Flames abated, she took the letter and put it in her apron
pocket. With one last flick of her wrist, she emitted a breeze that
extinguished the bedside candles. She didn’t care if the Queen Regent knew
about her wielding powers now.
Lena stood to leave. She touched the bed drape, intending to
set it back in its place and give the Regent a minor comfort in her last
moments, but a wrinkled hand shot up and grabbed her wrist.
“Foolish girl,” the old woman hissed. “You think to curse me?
You think the gods will give you vengeance? Wait and see. I—”
She began to cough, a horrible wracking cough between
wheezy, gasping breaths.
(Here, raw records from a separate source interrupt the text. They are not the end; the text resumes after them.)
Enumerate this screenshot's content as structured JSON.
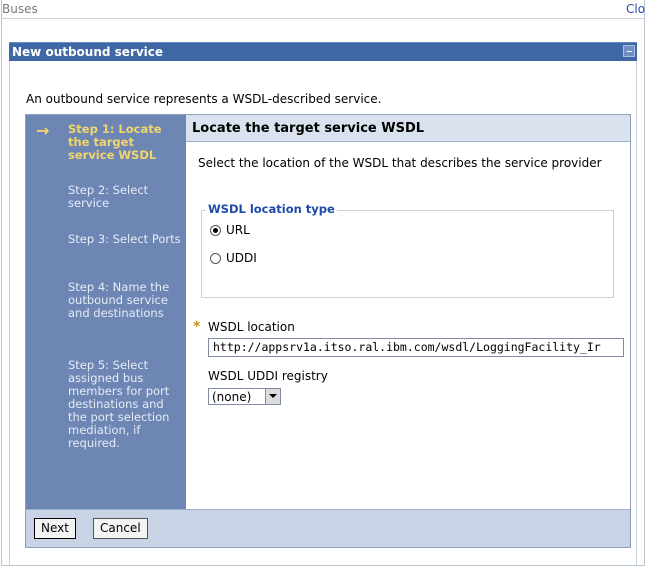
{
  "header": {
    "title": "Buses",
    "close_label": "Clo"
  },
  "portlet": {
    "title": "New outbound service"
  },
  "intro_text": "An outbound service represents a WSDL-described service.",
  "wizard": {
    "steps": [
      {
        "label": "Step 1: Locate the target service WSDL",
        "current": true
      },
      {
        "label": "Step 2: Select service",
        "current": false
      },
      {
        "label": "Step 3: Select Ports",
        "current": false
      },
      {
        "label": "Step 4: Name the outbound service and destinations",
        "current": false
      },
      {
        "label": "Step 5: Select assigned bus members for port destinations and the port selection mediation, if required.",
        "current": false
      }
    ],
    "current_marker": "→",
    "content_title": "Locate the target service WSDL",
    "description": "Select the location of the WSDL that describes the service provider",
    "location_type": {
      "legend": "WSDL location type",
      "options": [
        {
          "label": "URL",
          "checked": true
        },
        {
          "label": "UDDI",
          "checked": false
        }
      ]
    },
    "required_marker": "*",
    "wsdl_location": {
      "label": "WSDL location",
      "value": "http://appsrv1a.itso.ral.ibm.com/wsdl/LoggingFacility_Ir"
    },
    "uddi_registry": {
      "label": "WSDL UDDI registry",
      "selected": "(none)"
    },
    "buttons": {
      "next": "Next",
      "cancel": "Cancel"
    }
  },
  "colors": {
    "portlet_bar": "#3f66a5",
    "steps_panel": "#6d86b4",
    "current_step": "#f3d66b",
    "content_header": "#d9e2ee",
    "footer": "#c8d4e6"
  }
}
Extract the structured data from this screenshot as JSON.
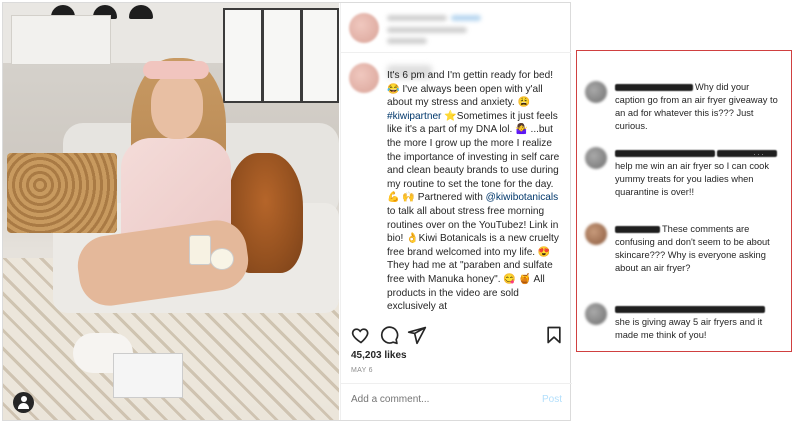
{
  "post": {
    "caption_parts": {
      "p1": "It's 6 pm and I'm gettin ready for bed! 😂 I've always been open with y'all about my stress and anxiety. 😩 ",
      "tag1": "#kiwipartner",
      "p2": " ⭐Sometimes it just feels like it's a part of my DNA lol. 🤷‍♀️ ...but the more I grow up the more I realize the importance of investing in self care and clean beauty brands to use during my routine to set the tone for the day. 💪 🙌 Partnered with ",
      "tag2": "@kiwibotanicals",
      "p3": " to talk all about stress free morning routines over on the YouTubez! Link in bio! 👌Kiwi Botanicals is a new cruelty free brand welcomed into my life. 😍 They had me at \"paraben and sulfate free with Manuka honey\". 😋 🍯 All products in the video are sold exclusively at"
    },
    "likes": "45,203 likes",
    "date": "MAY 6",
    "comment_placeholder": "Add a comment...",
    "post_label": "Post",
    "icons": [
      "heart-icon",
      "comment-icon",
      "share-icon",
      "bookmark-icon",
      "account-icon"
    ]
  },
  "comments": [
    {
      "text": "Why did your caption go from an air fryer giveaway to an ad for whatever this is??? Just curious."
    },
    {
      "text": "help me win an air fryer so I can cook yummy treats for you ladies when quarantine is over!!"
    },
    {
      "text": "These comments are confusing and don't seem to be about skincare??? Why is everyone asking about an air fryer?"
    },
    {
      "text": "she is giving away 5 air fryers and it made me think of you!"
    }
  ],
  "colors": {
    "border_red": "#d04040",
    "link": "#00376b",
    "muted": "#8e8e8e",
    "post_btn": "#b2dffc"
  }
}
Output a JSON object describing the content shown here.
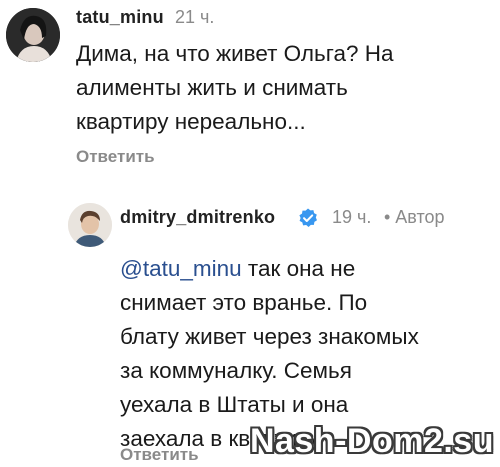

Lena snatched her arm from the elder woman’s grip and
turned to go, leaving the drape pulled back and her grandmother exposed to the
damp chill.
As she left the commodious room, she paused in the
antechamber and peered into the large mirror. She could still see a storm
raging behind her eyes, and she was more unsettled when she saw the reflection
of a scorpion scurrying across the floor. She turned around toward it, but the
room was empty.
When she passed her old friend the wooden squirrel, she left
a scorch mark in the hollow of his chipped tooth. Blinking and breathing slowly
to cool herself from within, she paused in the doorway before emerging back
into the hall where her younger cousins were waiting.